How do you measure your success in using the WEB for capturing more business?

 

Which of these methods do you use?

  • Ask new customers or prospects how they found you
  • Look at how many website visits you are getting
  • Do a couple of searches in Google and see if you are on the first page
  • Ask Yellow Pages, Angie’s List or someone how they are doing for you

If you are using some or all of these methods you are not getting the full story and I will tell you why.

If you are relying on asking new customers how they found your website or business, you may be getting a very slanted picture. Most people do more than a little research before finally making a call. By the time they actually call you (and this could all happen in few hours to several weeks), the client may not remember how they actually came to be aware of your business in the first place.

According to Nick Persico, co-founder of Smart Host, says it is not enough to ask, “How did you hear about us?" He says it is very important to know exactly what they searched for. Was it your business or the name of your competitor or a description of your product?

Some websites have forms to aid in customer contact and these forms ask the question, “How did you hear about us?” This is not the place for this. Since many users just want to get through the form you will be getting some very bad data by doing this and at the same time hurting your chances that someone will fill out the form. Read what Patrick Smith has to say in his blog titled, Stop asking your Users ‘How did you hear about us?

If you are looking at the number of website visits and concluding from that some sort of success or failure, you are very much mistaken and misguided in a number of ways.

First, the number of website visits has been dramatically increasing as the number of bot visits has increased over the last year. A bot visit is a meaningless visit to your website by another computer for the purpose of marketing to you or gathering information. Two big ones accounting for double-digit percentages of the visits to some smaller websites with less than 500 visits per month are Semalt.com and buttons. According to an article in Forbes, some 60 percent of web traffic is non-human. Our experience, with our clients, does not confirm this but it does mean that you cannot measure web traffic overall and conclude anything.

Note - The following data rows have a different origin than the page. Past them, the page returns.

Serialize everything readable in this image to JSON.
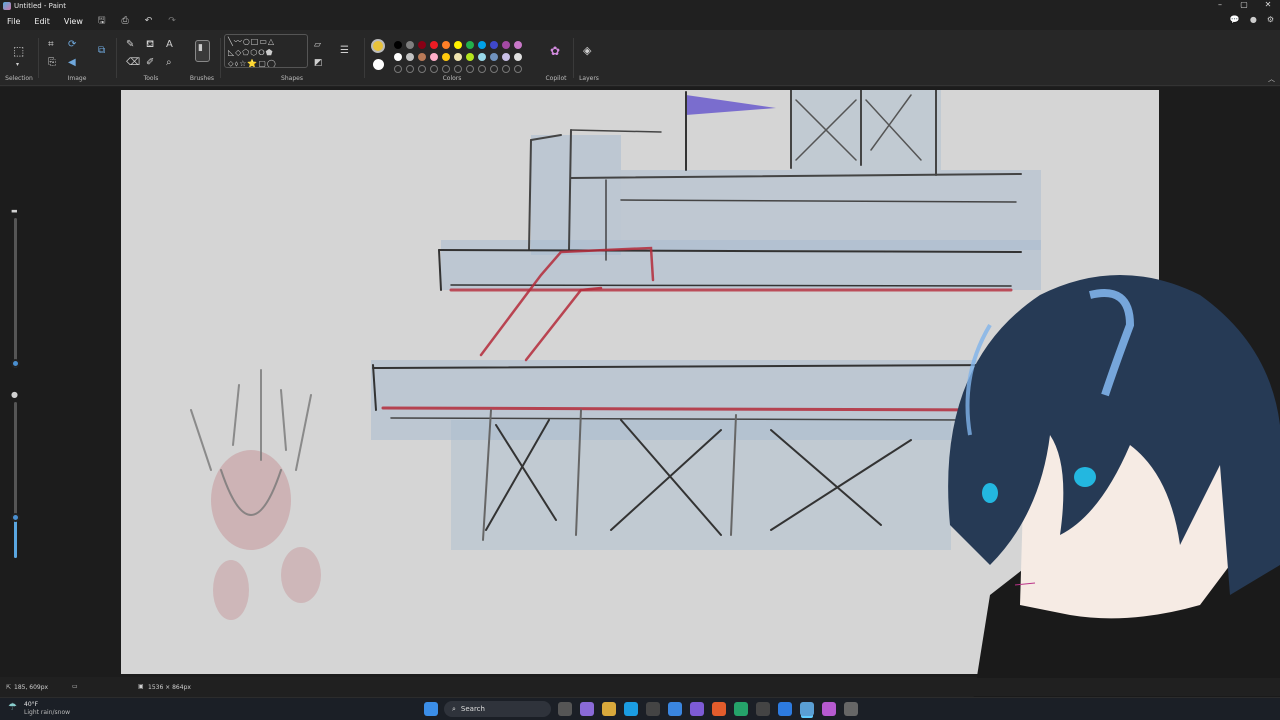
{
  "window": {
    "title": "Untitled - Paint",
    "controls": [
      "–",
      "▢",
      "✕"
    ]
  },
  "menu": {
    "file": "File",
    "edit": "Edit",
    "view": "View"
  },
  "ribbon": {
    "groups": {
      "selection": "Selection",
      "image": "Image",
      "tools": "Tools",
      "brushes": "Brushes",
      "shapes": "Shapes",
      "colors": "Colors",
      "copilot": "Copilot",
      "layers": "Layers"
    },
    "shapes_glyphs": [
      "╲〰○□▭△",
      "◺◇⬠⬡⭘⬟",
      "⬦⬨☆⭐▢◯"
    ],
    "palette_row1": [
      "#000000",
      "#7f7f7f",
      "#880015",
      "#ed1c24",
      "#ff7f27",
      "#fff200",
      "#22b14c",
      "#00a2e8",
      "#3f48cc",
      "#a349a4",
      "#c878c8"
    ],
    "palette_row2": [
      "#ffffff",
      "#c3c3c3",
      "#b97a57",
      "#ffaec9",
      "#ffc90e",
      "#efe4b0",
      "#b5e61d",
      "#99d9ea",
      "#7092be",
      "#c8bfe7",
      "#e0e0e0"
    ],
    "primary_color": "#e8c23a",
    "secondary_color": "#ffffff"
  },
  "status": {
    "cursor_pos": "185, 609px",
    "canvas_size": "1536 × 864px"
  },
  "taskbar": {
    "weather_temp": "40°F",
    "weather_desc": "Light rain/snow",
    "search_placeholder": "Search"
  },
  "colors": {
    "canvas_bg": "#d5d5d5",
    "accent": "#4a8fd0",
    "ink_red": "#b42a3a",
    "ink_blue": "#9fb6cf"
  }
}
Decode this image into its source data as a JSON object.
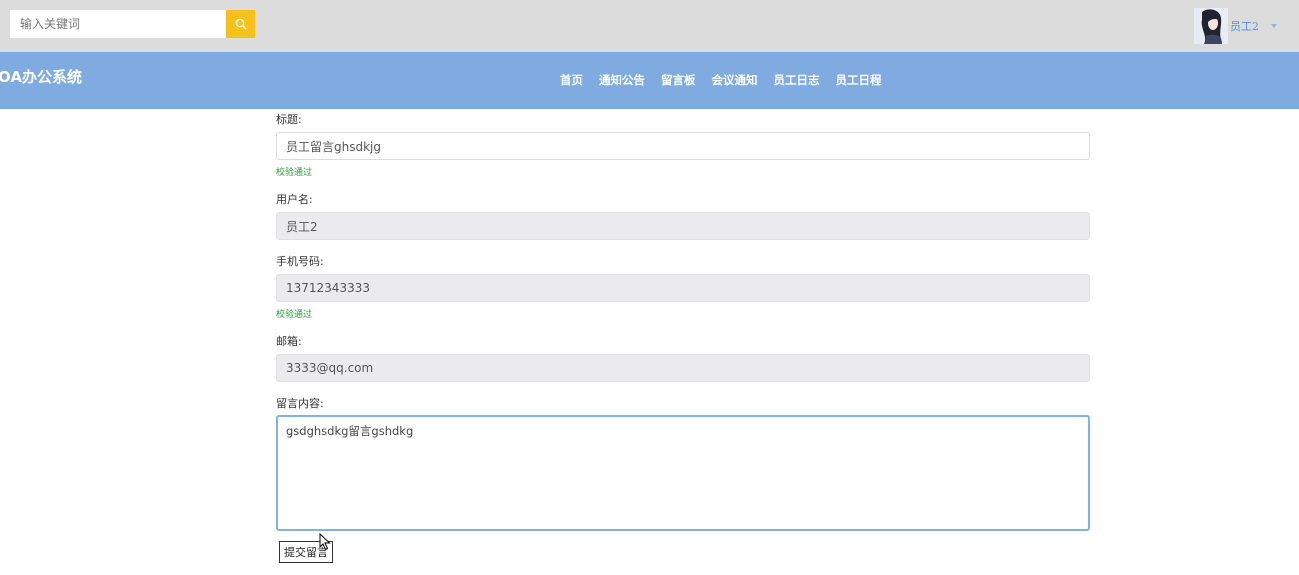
{
  "search": {
    "placeholder": "输入关键词",
    "icon": "search-icon"
  },
  "user": {
    "name": "员工2",
    "avatar_icon": "avatar-portrait-icon"
  },
  "brand": "OA办公系统",
  "nav": {
    "items": [
      "首页",
      "通知公告",
      "留言板",
      "会议通知",
      "员工日志",
      "员工日程"
    ]
  },
  "form": {
    "title_label": "标题:",
    "title_value": "员工留言ghsdkjg",
    "title_status": "校验通过",
    "username_label": "用户名:",
    "username_value": "员工2",
    "phone_label": "手机号码:",
    "phone_value": "13712343333",
    "phone_status": "校验通过",
    "email_label": "邮箱:",
    "email_value": "3333@qq.com",
    "content_label": "留言内容:",
    "content_value": "gsdghsdkg留言gshdkg",
    "submit_label": "提交留言"
  },
  "colors": {
    "topbar": "#dcdcdc",
    "navbar": "#7fabe1",
    "search_button": "#f5c21b",
    "valid": "#2e9a3b"
  }
}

If you do your own searches in Google and see if you are listed, you are still not getting at the real benefit.

According to Google, one-third of all Google searches (that combination of words searched) have never been done before. In addition, there are hundreds or thousands of ways to search for anything. If you are on the first page for a simple search, it does not mean you will be there for most of the searches

In addition to that, searches on your own computer use your browsing history to influence what websites are on the first page.

Ask your present provider how they are doing. I have seen reports from many providers of internet marketing such as Yellow Pages, Yellow Page City, Angie's List and the information is very sketchy.

You usually are shown how many ‘impressions’ you are getting from the ad they created for you. An impression usually means that the viewer saw the page that contained the ad. Sometimes you are shown data such as ‘conversions.’ These mean that the viewer clicked on an ad to see the coupon or something like that. In some cases, you can see telephone calls to your business number through the ad provider's tracking phone number.

I do not believe you are told lies but neither are you given the whole truth here.

An impression of an ad means that the ad was on the page that someone looked at. It does not mean it was even on the computer screen let alone seen. We call this ‘below the fold.’ If you are advertising on Yellow Pages, for example, there are seven ads that are visible without scrolling down and there are a total of 27 ads on that first page (for a particular search). Your chances of being seen are 7/27 or 25 percent even when Yellow Pages might rotate the ads.

How then do you measure your effectiveness in using the Internet?

This begins with what you are trying to do. I will give you information on a few common questions.

  1. Are you trying to see if your payment to Yellow Pages is getting you more business?
  2. Do you want to see if your SEO company is improving your listing in organic searches?
  3. Do you want to know if the money you are spending on Google Ads (PPC) is getting you anywhere?

When you are using Yellow Pages advertising one of three things might happen

  1. The viewer will click on the ad to go to your website. How many people do this can be measured by Google Analytics and in addition, you can see which web pages they visit when they get to your website.
  2. Second, the viewer might make a phone call to you (depending on your service or product) from the Yellow Pages listing. I feel this happens much less frequently than a visit to your website.
  3. A third thing you can do is have a unique coupon on the Yellow Pages site and when customers bring this to you will prove that they are definitely using Yellow Pages (still they may not have found you there).

This data can then be analyzed and combined with the cost of the program to determine if you are actually getting leads from this marketing activity.

Evaluate your SEO company

Depending on your arrangement, your SEO company should be getting qualified prospects to your website. Some SEO companies will also make sure the page the website visitors land on is doing the most to get the viewer to call or email you.

In order to maximize the traffic coming to your website from searches in Google, Bing or Yahoo, your website needs to be on the first page of search – possibly second page depending on your industry. This is where you need a good web tool to perform multiple searches for the keywords that you and your SEO company have agreed on you should be found for. These searches should be performed without the search engine knowing your web history. If you do a search on your personal PC, make sure you open a private or incognito web window. Otherwise, the websites you have previously visited will influence what you see in the search (usually making your website seem better than it is). There is more about this is the blog from Web Solutions of America.

Is your Google Ads budget helping you?

The best way to do this is to pay for a tracking phone number that the person clicking on your ad will see when they go to your website. There are services that handle this substitution and it involves more cost than just payment to Google Ads and adding a special code to your website.